I'm a 22-year-old man. I have a co-worker (Jessica) who is 20 years old. We have known each other for just under two years. Jessica and I aren't on great terms. We work together between two and five days a week, but it has been a pretty bad relationship.

The short of it is that early on when she started working at the restaurant, I asked her out a couple of times and she declined. I figured that was the end of it and was respectful/distant because that's what she seemed to want. One night, right after I turned 21, she approached me and asked if I could buy her alcohol (with her money). She was 19 and I figured it was fine.

After that point, any time she talked to me or made any attempt to communicate with me outside of work hours, it was for that exclusive purpose. After work? "Hey, can you get me a 40?" Before work? "Hey, can you buy me some wine after we finish up?"

After this continued for some time I started ignoring her, and she would get more persistent. Finally I told her that we weren't friends and she should find someone else to help her get drunk.

She retaliated by boasting about rejecting me for a date to other people in the restaurant. She also talked about how I was apparently obsessed with her. I kept my head down and did my work quietly, but on days she was at the restaurant and I wasn't, she pushed her shit talking into high gear.

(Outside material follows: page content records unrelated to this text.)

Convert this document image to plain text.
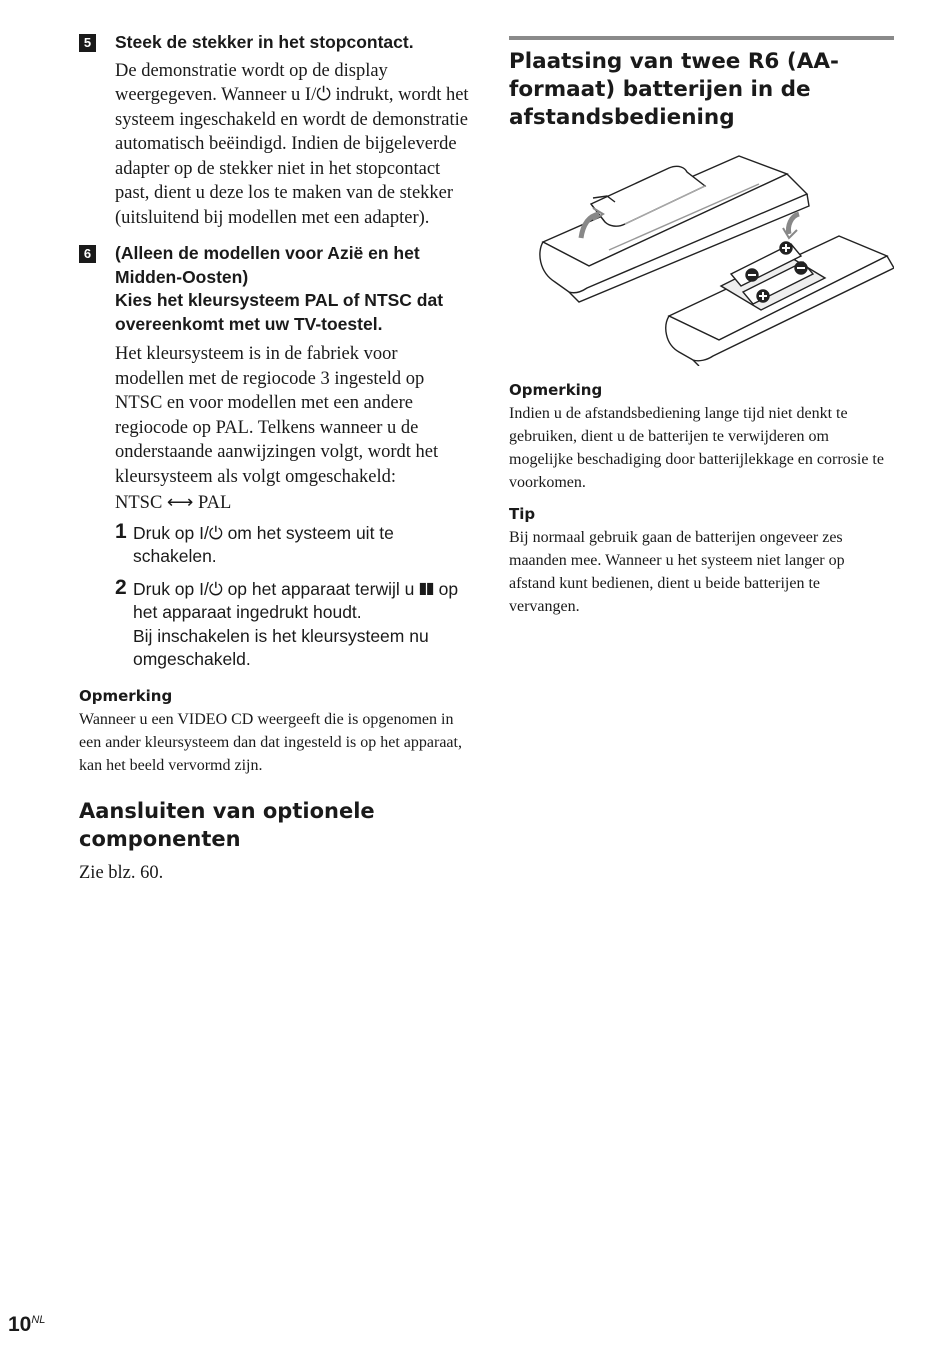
5 Steek de stekker in het stopcontact.

De demonstratie wordt op de display weergegeven. Wanneer u I/⏻ indrukt, wordt het systeem ingeschakeld en wordt de demonstratie automatisch beëindigd. Indien de bijgeleverde adapter op de stekker niet in het stopcontact past, dient u deze los te maken van de stekker (uitsluitend bij modellen met een adapter).

6 (Alleen de modellen voor Azië en het Midden-Oosten)

Kies het kleursysteem PAL of NTSC dat overeenkomt met uw TV-toestel.

Het kleursysteem is in de fabriek voor modellen met de regiocode 3 ingesteld op NTSC en voor modellen met een andere regiocode op PAL. Telkens wanneer u de onderstaande aanwijzingen volgt, wordt het kleursysteem als volgt omgeschakeld:

NTSC ⟷ PAL

1 Druk op I/⏻ om het systeem uit te schakelen.
2 Druk op I/⏻ op het apparaat terwijl u ❚❚ op het apparaat ingedrukt houdt.
Bij inschakelen is het kleursysteem nu omgeschakeld.

Opmerking

Wanneer u een VIDEO CD weergeeft die is opgenomen in een ander kleursysteem dan dat ingesteld is op het apparaat, kan het beeld vervormd zijn.

Aansluiten van optionele componenten

Zie blz. 60.

Plaatsing van twee R6 (AA-formaat) batterijen in de afstandsbediening

Opmerking

Indien u de afstandsbediening lange tijd niet denkt te gebruiken, dient u de batterijen te verwijderen om mogelijke beschadiging door batterijlekkage en corrosie te voorkomen.

Tip

Bij normaal gebruik gaan de batterijen ongeveer zes maanden mee. Wanneer u het systeem niet langer op afstand kunt bedienen, dient u beide batterijen te vervangen.

$10^{NL}$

One night, her parents were dining at the restaurant. When I was bussing their table when Jessica was with another customer, her mother pointed at my name tag and gave her father a pretty pointed look. I politely asked if something was wrong, and her mother said "We heard about you from Jessica" really harshly.

I told her I didn't know what that means, and she responded that she wants me to keep my distance from her daughter. I straight-up told her that the last five times Jessica and I talked, it was her approaching me to buy her alcohol and nothing else.

Her mother looked surprised and the next day when Jessica came in to work she absolutely screamed at me for telling her mother about her drinking. Apparently she's from a really strict family (her parents mark the alcohol bottles). She is furious about what I told her mother, and I lamely apologized but I'm not even sure.

I just don't know. I'm not great with this sort of thing. Should I have just kept my mouth shut and taken it?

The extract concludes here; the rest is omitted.